Sem dúvida, a fotografia é um meio que vem gerando cada vez mais atração. Verificamos que o público que procura as nossas exposições de fotografia em Madri e Barcelona é um público mais fiel, igualitário e jovem. Mobiliza uma parte da sociedade que é o futuro: os jovens. Essas novas gerações cresceram com o mundo digital, se movem e se expressam nele. É uma área delicada que estamos tratando, pois devemos mostrar a eles que a experiência que eles têm no campo digital é muito diferente do físico e presencial. Isso não é suficiente para dizermos que somos capazes de atraí-los e interessá-los e, por isso, é importante gerarmos uma série de conteúdos culturais digitais. Um projeto novo chamamos de Cultura no digital, com o qual esperamos aproximá-los e fidelizá-los.
É necessário um maior investimento em digital e inovação para oferecer novas experiências virtuais? Por necessidade, virtude?
Com certeza. Não me referiria tanto a experiências virtuais, que estão longe da experiência que gosto de chamar de “o corpo a corpo com a obra”, “o de você para você” ou “o cara a cara”, que não tem paralelo com um visita virtual, mas que o digital pode atrair, trazer e enriquecer.
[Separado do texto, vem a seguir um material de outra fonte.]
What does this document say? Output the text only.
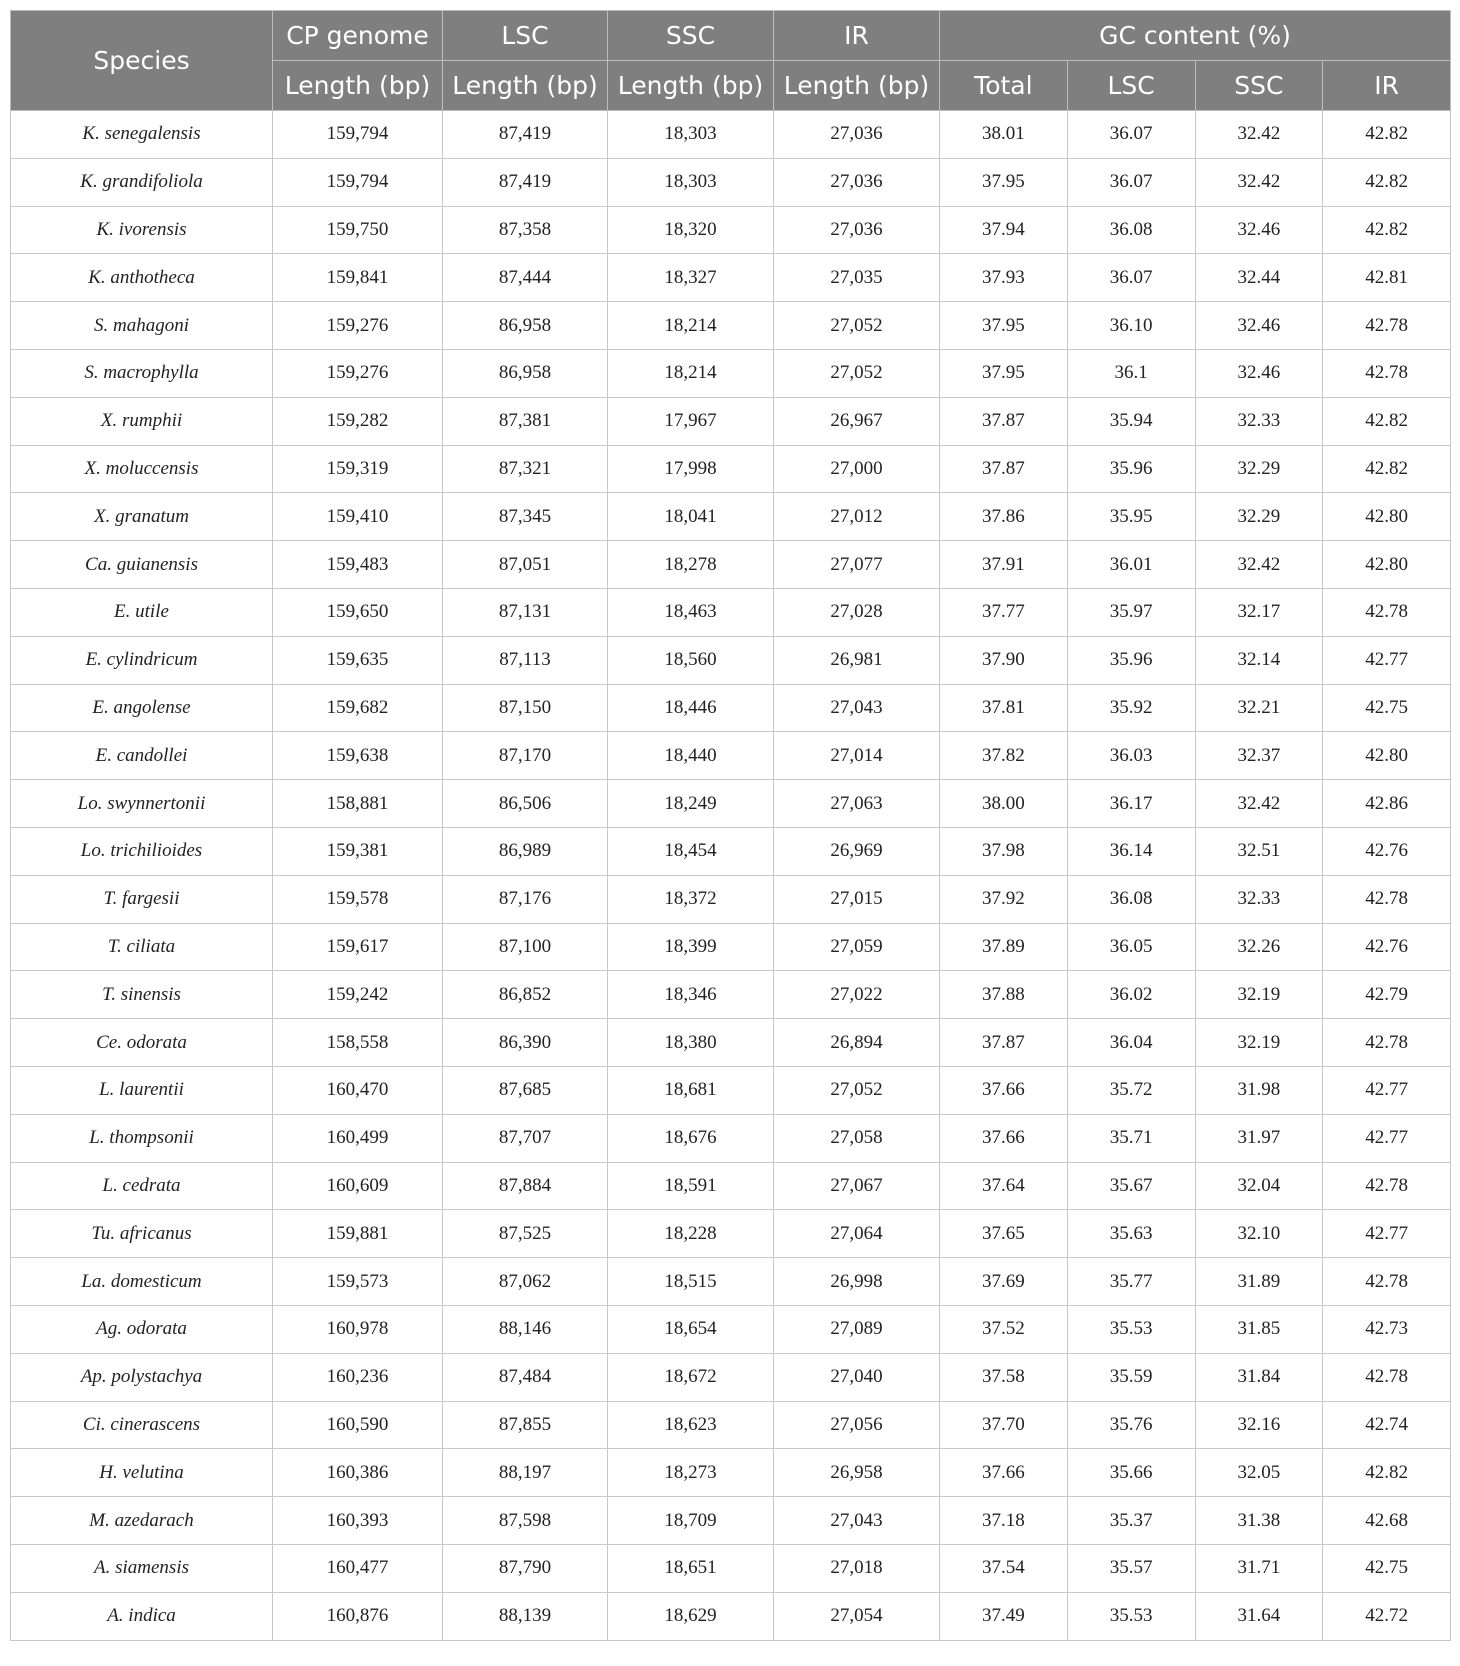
Species	CP genome	LSC	SSC	IR	GC content (%)			
	Length (bp)	Length (bp)	Length (bp)	Length (bp)	Total	LSC	SSC	IR
K. senegalensis	159,794	87,419	18,303	27,036	38.01	36.07	32.42	42.82
K. grandifoliola	159,794	87,419	18,303	27,036	37.95	36.07	32.42	42.82
K. ivorensis	159,750	87,358	18,320	27,036	37.94	36.08	32.46	42.82
K. anthotheca	159,841	87,444	18,327	27,035	37.93	36.07	32.44	42.81
S. mahagoni	159,276	86,958	18,214	27,052	37.95	36.10	32.46	42.78
S. macrophylla	159,276	86,958	18,214	27,052	37.95	36.1	32.46	42.78
X. rumphii	159,282	87,381	17,967	26,967	37.87	35.94	32.33	42.82
X. moluccensis	159,319	87,321	17,998	27,000	37.87	35.96	32.29	42.82
X. granatum	159,410	87,345	18,041	27,012	37.86	35.95	32.29	42.80
Ca. guianensis	159,483	87,051	18,278	27,077	37.91	36.01	32.42	42.80
E. utile	159,650	87,131	18,463	27,028	37.77	35.97	32.17	42.78
E. cylindricum	159,635	87,113	18,560	26,981	37.90	35.96	32.14	42.77
E. angolense	159,682	87,150	18,446	27,043	37.81	35.92	32.21	42.75
E. candollei	159,638	87,170	18,440	27,014	37.82	36.03	32.37	42.80
Lo. swynnertonii	158,881	86,506	18,249	27,063	38.00	36.17	32.42	42.86
Lo. trichilioides	159,381	86,989	18,454	26,969	37.98	36.14	32.51	42.76
T. fargesii	159,578	87,176	18,372	27,015	37.92	36.08	32.33	42.78
T. ciliata	159,617	87,100	18,399	27,059	37.89	36.05	32.26	42.76
T. sinensis	159,242	86,852	18,346	27,022	37.88	36.02	32.19	42.79
Ce. odorata	158,558	86,390	18,380	26,894	37.87	36.04	32.19	42.78
L. laurentii	160,470	87,685	18,681	27,052	37.66	35.72	31.98	42.77
L. thompsonii	160,499	87,707	18,676	27,058	37.66	35.71	31.97	42.77
L. cedrata	160,609	87,884	18,591	27,067	37.64	35.67	32.04	42.78
Tu. africanus	159,881	87,525	18,228	27,064	37.65	35.63	32.10	42.77
La. domesticum	159,573	87,062	18,515	26,998	37.69	35.77	31.89	42.78
Ag. odorata	160,978	88,146	18,654	27,089	37.52	35.53	31.85	42.73
Ap. polystachya	160,236	87,484	18,672	27,040	37.58	35.59	31.84	42.78
Ci. cinerascens	160,590	87,855	18,623	27,056	37.70	35.76	32.16	42.74
H. velutina	160,386	88,197	18,273	26,958	37.66	35.66	32.05	42.82
M. azedarach	160,393	87,598	18,709	27,043	37.18	35.37	31.38	42.68
A. siamensis	160,477	87,790	18,651	27,018	37.54	35.57	31.71	42.75
A. indica	160,876	88,139	18,629	27,054	37.49	35.53	31.64	42.72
Acredito sinceramente que a arte que pode ter mais desenvolvimento no mundo virtual é a musical, já que o sentido da audição exige e precisa da máxima concentração e nos convida a fechar os olhos para nos deixar envolver pelo som. Quanto à fotografia ou às artes plásticas, o virtual não pode substituir o presencial.
E, de uma forma mais pessoal, que lições você aprendeu nesses meses de incertezas e em que obra você fixaria seu olhar neste momento se pudesse escolher?
Sinto-me com muita sorte, porque ninguém próximo a mim foi seriamente afetado. Família, amigos e equipe estão bem. No mundo da organização de exposições, precisamos de muita programação, trabalhamos três a quatro anos à frente, e vimos como tudo “bailou”. Ganhamos flexibilidade, ao aceitar que não podemos controlar os prazos, que isso não depende de nós. Este é um aprendizado que também levo a nível pessoal. E para concluir, adoro a pergunta, qual obra eu fixaria meu olha? Em um Rothko, eu diria que qualquer um, mas procurando na memória eu voltaria à visita do chamado “Sala Rothko”, da Phillips Collection em Washington onde, de repente, em uma sala de 12 metros quadrados você se vê embrulhado em quatro de suas obras. É uma experiência inesquecível que afasta você da realidade. Neste momento, diante do horror e da dor causados pela COVID-19, eu me esconderia lá.